我们通过前面类的学习了解到类的结构中有:isa,superclass,cache,bits。前面研究过isa和superclass的走位图,接下来我们来了解下cache相关。
cache_t
通过源码我们可以看到cache_t的实现如下:
struct cache_t {
private:
explicit_atomic<uintptr_t> _bucketsAndMaybeMask;
union {
struct {
explicit_atomic<mask_t> _maybeMask;
#if __LP64__
uint16_t _flags;
#endif
uint16_t _occupied;
};
explicit_atomic<preopt_cache_t *> _originalPreoptCache;
};
#if CACHE_MASK_STORAGE == CACHE_MASK_STORAGE_OUTLINED
// _bucketsAndMaybeMask is a buckets_t pointer
// _maybeMask is the buckets mask
static constexpr uintptr_t bucketsMask = ~0ul;
static_assert(!CONFIG_USE_PREOPT_CACHES, "preoptimized caches not supported");
#elif CACHE_MASK_STORAGE == CACHE_MASK_STORAGE_HIGH_16_BIG_ADDRS
static constexpr uintptr_t maskShift = 48;
static constexpr uintptr_t maxMask = ((uintptr_t)1 << (64 - maskShift)) - 1;
static constexpr uintptr_t bucketsMask = ((uintptr_t)1 << maskShift) - 1;
static_assert(bucketsMask >= MACH_VM_MAX_ADDRESS, "Bucket field doesn't have enough bits for arbitrary pointers.");
#if CONFIG_USE_PREOPT_CACHES
static constexpr uintptr_t preoptBucketsMarker = 1ul;
static constexpr uintptr_t preoptBucketsMask = bucketsMask & ~preoptBucketsMarker;
#endif
#elif CACHE_MASK_STORAGE == CACHE_MASK_STORAGE_HIGH_16
// _bucketsAndMaybeMask is a buckets_t pointer in the low 48 bits
// _maybeMask is unused, the mask is stored in the top 16 bits.

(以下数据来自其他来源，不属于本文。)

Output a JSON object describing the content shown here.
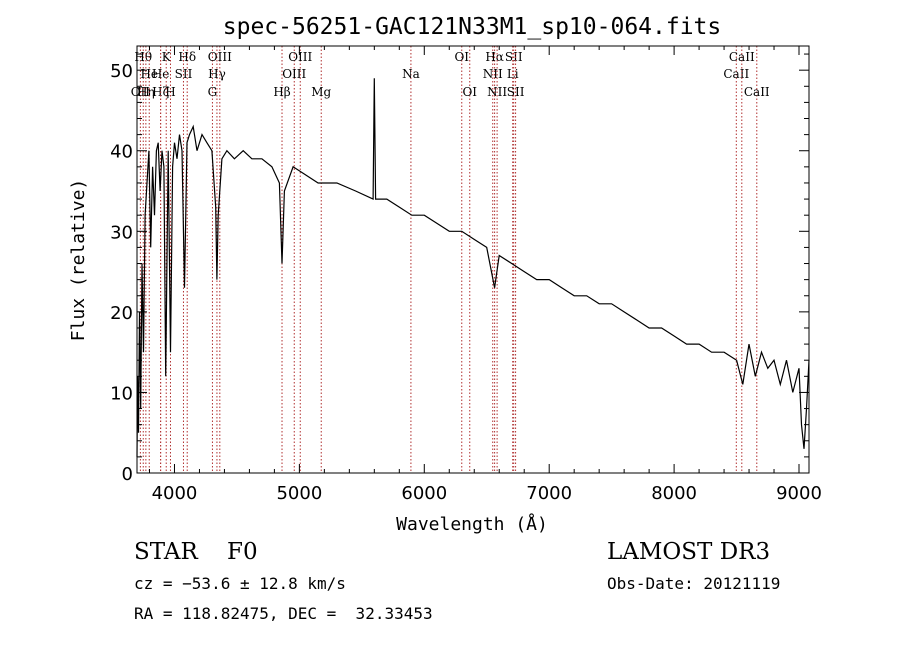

// How much the mask is shifted by.
static constexpr uintptr_t maskShift = 48;
// Additional bits after the mask which must be zero. msgSend
// takes advantage of these additional bits to construct the value
// `mask << 4` from `_maskAndBuckets` in a single instruction.
static constexpr uintptr_t maskZeroBits = 4;
// The largest mask value we can store.
static constexpr uintptr_t maxMask = ((uintptr_t)1 << (64 - maskShift)) - 1;
// The mask applied to `_maskAndBuckets` to retrieve the buckets pointer.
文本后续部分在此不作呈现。